This is the 10th article of Protoout Studio Advent Calendar!
After entering the proto-out studio, I started to output on Qiita. (Although there are still few)
So this time, as a reflection of what I've written so far, I would like to visualize what I output with Python's Word Cloud.
WordCloud selects words that appear frequently from sentences and illustrates them in a size according to the frequency of appearance of the words. Since there is a library for Python, I will refer to the code here as well. http://amueller.github.io/word_cloud/index.html
In order to visualize it in Word Cloud, I will scrape my Qiita and collect sentences (materials). While using my past articles
First, collect and visualize the tag information of the article.
scraping.py
import urllib.request
from bs4 import BeautifulSoup
url = "https://qiita.com/sksk_go"
res = urllib.request.urlopen(url)
soup = BeautifulSoup(res, 'html.parser')
#Rewrite for tag acquisition
name = soup.find_all("a",class_="u-link-unstyled TagList__label")
ret = []
for t in name:
ret.append(t.text)
print(ret)
Let's express the collected text in Word Cloud.

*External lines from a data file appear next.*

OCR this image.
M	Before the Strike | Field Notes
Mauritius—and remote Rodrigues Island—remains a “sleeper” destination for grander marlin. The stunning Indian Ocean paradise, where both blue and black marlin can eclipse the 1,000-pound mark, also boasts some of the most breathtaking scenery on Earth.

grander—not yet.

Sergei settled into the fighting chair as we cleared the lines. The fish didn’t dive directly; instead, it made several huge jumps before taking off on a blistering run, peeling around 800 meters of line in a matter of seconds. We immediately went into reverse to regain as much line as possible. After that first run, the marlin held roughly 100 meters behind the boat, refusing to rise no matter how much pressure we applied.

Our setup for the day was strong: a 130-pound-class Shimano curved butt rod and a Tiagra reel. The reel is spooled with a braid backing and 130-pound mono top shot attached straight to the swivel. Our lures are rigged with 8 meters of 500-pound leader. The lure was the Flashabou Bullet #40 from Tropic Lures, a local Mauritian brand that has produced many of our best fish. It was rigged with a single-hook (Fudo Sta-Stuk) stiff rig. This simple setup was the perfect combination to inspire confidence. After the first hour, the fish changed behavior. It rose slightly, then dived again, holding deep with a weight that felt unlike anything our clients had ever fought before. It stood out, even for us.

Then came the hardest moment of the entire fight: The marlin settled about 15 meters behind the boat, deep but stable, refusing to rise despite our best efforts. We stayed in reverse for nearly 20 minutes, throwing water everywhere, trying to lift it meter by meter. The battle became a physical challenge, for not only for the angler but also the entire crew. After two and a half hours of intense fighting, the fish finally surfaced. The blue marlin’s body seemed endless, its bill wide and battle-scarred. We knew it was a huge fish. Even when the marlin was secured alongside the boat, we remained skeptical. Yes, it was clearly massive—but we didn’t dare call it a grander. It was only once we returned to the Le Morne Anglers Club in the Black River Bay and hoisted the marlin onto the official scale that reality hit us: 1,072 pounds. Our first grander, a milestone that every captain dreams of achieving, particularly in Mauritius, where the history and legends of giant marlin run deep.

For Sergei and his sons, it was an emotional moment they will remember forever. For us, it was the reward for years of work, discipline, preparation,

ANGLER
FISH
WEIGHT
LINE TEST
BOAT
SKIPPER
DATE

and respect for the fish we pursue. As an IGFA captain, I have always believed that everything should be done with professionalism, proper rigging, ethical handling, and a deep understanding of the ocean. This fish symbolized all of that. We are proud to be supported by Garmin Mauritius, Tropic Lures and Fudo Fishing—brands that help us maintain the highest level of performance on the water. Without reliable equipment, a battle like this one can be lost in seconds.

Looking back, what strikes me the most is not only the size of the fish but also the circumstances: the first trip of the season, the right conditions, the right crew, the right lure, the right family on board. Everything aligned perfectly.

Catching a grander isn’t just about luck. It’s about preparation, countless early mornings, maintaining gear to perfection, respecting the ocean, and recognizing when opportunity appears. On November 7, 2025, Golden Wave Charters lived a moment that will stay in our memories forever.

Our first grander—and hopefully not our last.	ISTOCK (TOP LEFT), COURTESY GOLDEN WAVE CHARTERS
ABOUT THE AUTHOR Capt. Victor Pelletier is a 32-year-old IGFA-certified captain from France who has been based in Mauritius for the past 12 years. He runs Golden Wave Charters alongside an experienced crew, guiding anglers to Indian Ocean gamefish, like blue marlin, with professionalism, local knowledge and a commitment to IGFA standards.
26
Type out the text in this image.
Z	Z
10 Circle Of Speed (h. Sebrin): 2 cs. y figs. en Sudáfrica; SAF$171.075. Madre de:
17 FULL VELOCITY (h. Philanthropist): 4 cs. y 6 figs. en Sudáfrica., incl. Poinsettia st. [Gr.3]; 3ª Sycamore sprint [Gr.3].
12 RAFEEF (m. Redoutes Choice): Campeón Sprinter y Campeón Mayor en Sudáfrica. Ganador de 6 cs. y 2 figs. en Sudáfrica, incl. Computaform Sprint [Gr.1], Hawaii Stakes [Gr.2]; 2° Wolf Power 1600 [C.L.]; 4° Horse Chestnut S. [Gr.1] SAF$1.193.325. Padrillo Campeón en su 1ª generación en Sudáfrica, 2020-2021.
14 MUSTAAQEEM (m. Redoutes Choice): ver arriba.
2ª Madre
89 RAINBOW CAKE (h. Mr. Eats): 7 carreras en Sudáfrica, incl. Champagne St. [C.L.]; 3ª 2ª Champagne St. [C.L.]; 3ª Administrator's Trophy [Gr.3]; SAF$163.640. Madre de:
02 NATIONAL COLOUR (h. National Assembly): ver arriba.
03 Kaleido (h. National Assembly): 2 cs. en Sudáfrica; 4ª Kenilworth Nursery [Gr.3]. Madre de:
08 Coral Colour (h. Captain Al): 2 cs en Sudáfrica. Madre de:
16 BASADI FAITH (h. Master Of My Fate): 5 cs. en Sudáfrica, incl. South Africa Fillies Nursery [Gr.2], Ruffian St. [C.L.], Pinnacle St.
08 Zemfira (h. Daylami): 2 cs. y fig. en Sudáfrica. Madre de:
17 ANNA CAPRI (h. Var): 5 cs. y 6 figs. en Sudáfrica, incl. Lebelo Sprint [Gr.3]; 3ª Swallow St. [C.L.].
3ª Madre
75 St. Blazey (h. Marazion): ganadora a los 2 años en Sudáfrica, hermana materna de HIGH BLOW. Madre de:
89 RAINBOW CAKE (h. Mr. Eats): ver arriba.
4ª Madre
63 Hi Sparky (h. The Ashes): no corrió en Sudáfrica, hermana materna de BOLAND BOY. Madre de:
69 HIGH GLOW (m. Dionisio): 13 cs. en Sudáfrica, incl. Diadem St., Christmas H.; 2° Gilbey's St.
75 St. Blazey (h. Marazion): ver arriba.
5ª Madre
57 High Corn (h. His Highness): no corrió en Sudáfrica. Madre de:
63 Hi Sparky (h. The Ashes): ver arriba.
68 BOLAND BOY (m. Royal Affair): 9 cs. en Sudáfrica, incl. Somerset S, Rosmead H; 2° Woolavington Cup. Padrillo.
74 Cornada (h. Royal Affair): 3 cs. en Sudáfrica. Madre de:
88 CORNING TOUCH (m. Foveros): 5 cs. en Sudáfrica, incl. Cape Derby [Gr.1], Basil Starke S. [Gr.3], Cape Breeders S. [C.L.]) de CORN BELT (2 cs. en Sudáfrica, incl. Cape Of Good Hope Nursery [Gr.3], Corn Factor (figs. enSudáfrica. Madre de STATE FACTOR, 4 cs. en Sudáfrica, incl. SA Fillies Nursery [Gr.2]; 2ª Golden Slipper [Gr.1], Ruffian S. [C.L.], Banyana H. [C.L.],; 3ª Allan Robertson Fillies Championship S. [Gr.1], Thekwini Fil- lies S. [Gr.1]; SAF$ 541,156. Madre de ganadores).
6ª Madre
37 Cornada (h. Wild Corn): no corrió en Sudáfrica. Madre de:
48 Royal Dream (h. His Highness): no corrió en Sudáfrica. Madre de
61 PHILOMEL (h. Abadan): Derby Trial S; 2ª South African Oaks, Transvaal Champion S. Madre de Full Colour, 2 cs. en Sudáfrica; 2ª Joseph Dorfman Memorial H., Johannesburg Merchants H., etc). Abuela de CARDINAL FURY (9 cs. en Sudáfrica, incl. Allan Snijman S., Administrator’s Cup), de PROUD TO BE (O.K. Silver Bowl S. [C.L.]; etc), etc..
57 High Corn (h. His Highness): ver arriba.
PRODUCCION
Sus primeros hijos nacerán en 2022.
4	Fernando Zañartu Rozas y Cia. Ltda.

I will refer to this article. [Python] I tried to visualize the night on the Galactic Railroad with WordCloud!
wordcloud.py
import MeCab
from wordcloud import WordCloud
data = open("data.txt","rb").read()
text = data.decode('utf-8')
mecab = MeCab.Tagger("-ochasen")
node = mecab.parseToNode(text)
data_text = []
while node:
word = node.surface
hinnsi = node.feature.split(",")[0]
if hinnsi in ["verb","adverb","adjective","noun"]:
data_text.append(word)
else:
print("|{0}|Part of speech is{1}So don't add".format(node.surface,node.feature.split(",")[0]))
print("-"*35)
node = node.next
text = ' '.join(data_text)
#Excluded words
stop_words = [ u'Teru', u'Is', u'Become', u'To be', u'To do', u'is there', u'thing', u'this', u'Mr.', u'do it', \
u'Give me', u'do', u'Give me', u'so', u'Let', u'did', u'think', \
u'It', u'here', u'Chan', u'Kun', u'', u'hand',u'To',u'To',u'Is',u'of', u'But', u'When', u'Ta', u'Shi', u'so', \
u'Absent', u'Also', u'Nana', u'I', u'Or', u'So', u'Yo', u'']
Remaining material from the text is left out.